El estado democrático ha vuelto a ensayar una práctica desfasada cuando se suscitan conflictos que requieren de la intervención oportuna del Gobierno, al invertir frente a contingencias sociales, el orden de los elementos que garantizan la paz y la tranquilidad.
No se sabe por qué cuando se da una protesta callejera de personas reclamando solución a sus necesidades más urgentes, quienes primero hacen su aparición en el escenario de la polémica son los policías y no los civiles con responsabilidad de dar respuesta a los problemas que se plantean.
Ante una eventualidad de esta naturaleza, el primer paso de un funcionario civil asignado a un puesto público de alto rango debe ser acudir al sitio donde se protagoniza el descontento, contactar a los quejosos y solicitar, como condición obligada, el desalojo de la calle para abordar de forma civilizada las conversaciones.

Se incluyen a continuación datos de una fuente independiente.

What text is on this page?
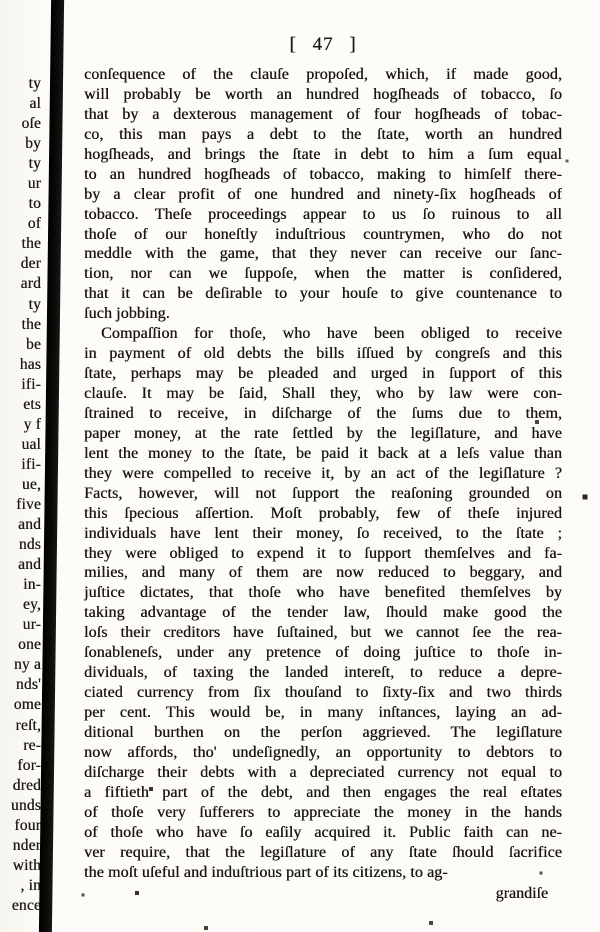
ty
al
oſe
by
ty
ur
to
of
the
der
ard
ty
the
be
has
ifi-
ets
y f
ual
ifi-
ue,
five
and
nds
and
in-
ey,
ur-
one
ny a
nds'
ome
reſt,
re-
for-
dred
unds
four
nder
with
, in
ence
[ 47 ]
conſequence of the clauſe propoſed, which, if made good,
will probably be worth an hundred hogſheads of tobacco, ſo
that by a dexterous management of four hogſheads of tobac-
co, this man pays a debt to the ſtate, worth an hundred
hogſheads, and brings the ſtate in debt to him a ſum equal
to an hundred hogſheads of tobacco, making to himſelf there-
by a clear profit of one hundred and ninety-ſix hogſheads of
tobacco. Theſe proceedings appear to us ſo ruinous to all
thoſe of our honeſtly induſtrious countrymen, who do not
meddle with the game, that they never can receive our ſanc-
tion, nor can we ſuppoſe, when the matter is conſidered,
that it can be deſirable to your houſe to give countenance to
ſuch jobbing.
Compaſſion for thoſe, who have been obliged to receive
in payment of old debts the bills iſſued by congreſs and this
ſtate, perhaps may be pleaded and urged in ſupport of this
clauſe. It may be ſaid, Shall they, who by law were con-
ſtrained to receive, in diſcharge of the ſums due to them,
paper money, at the rate ſettled by the legiſlature, and have
lent the money to the ſtate, be paid it back at a leſs value than
they were compelled to receive it, by an act of the legiſlature ?
Facts, however, will not ſupport the reaſoning grounded on
this ſpecious aſſertion. Moſt probably, few of theſe injured
individuals have lent their money, ſo received, to the ſtate ;
they were obliged to expend it to ſupport themſelves and fa-
milies, and many of them are now reduced to beggary, and
juſtice dictates, that thoſe who have benefited themſelves by
taking advantage of the tender law, ſhould make good the
loſs their creditors have ſuſtained, but we cannot ſee the rea-
ſonableneſs, under any pretence of doing juſtice to thoſe in-
dividuals, of taxing the landed intereſt, to reduce a depre-
ciated currency from ſix thouſand to ſixty-ſix and two thirds
per cent. This would be, in many inſtances, laying an ad-
ditional burthen on the perſon aggrieved. The legiſlature
now affords, tho' undeſignedly, an opportunity to debtors to
diſcharge their debts with a depreciated currency not equal to
a fiftieth part of the debt, and then engages the real eſtates
of thoſe very ſufferers to appreciate the money in the hands
of thoſe who have ſo eaſily acquired it. Public faith can ne-
ver require, that the legiſlature of any ſtate ſhould ſacrifice
the moſt uſeful and induſtrious part of its citizens, to ag-
grandiſe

Si el enviado no tiene a sus manos la respuesta, debe tomar datos de las peticiones, solicitar una tregua y acudir a los personeros superiores, sin perder la comunicación con los afectados.
¿Dónde se encuentran los funcionarios de alto nivel cuando se dan esta clase de disturbios y tranques vehiculares que producen pérdidas monetarias e incomodidades a terceros?, ¿no ven televisión?, ¿no escuchan la radio?, ¿cuál es el temor de asumir sus funciones?, ¿quién les paga a humildes trabajadores las horas no laboradas por encontrarse en estos embotellamientos?
Recurrir al tolete y la bomba lacrimógena en vez del diálogo franco, resulta un mal ingrediente que fomenta la intolerancia, la frustración y hasta el rechazo injustificado hacia la policía que acude a estas manifestaciones por mandato legal.
Emplear un piquete policial para sofocar a la población deseosa de dejar constancia de su reclamo es un contrasentido, en una época en la que el crimen organizado y la violencia delincuencial se han tomado por asalto los barrios en las principales ciudades del país.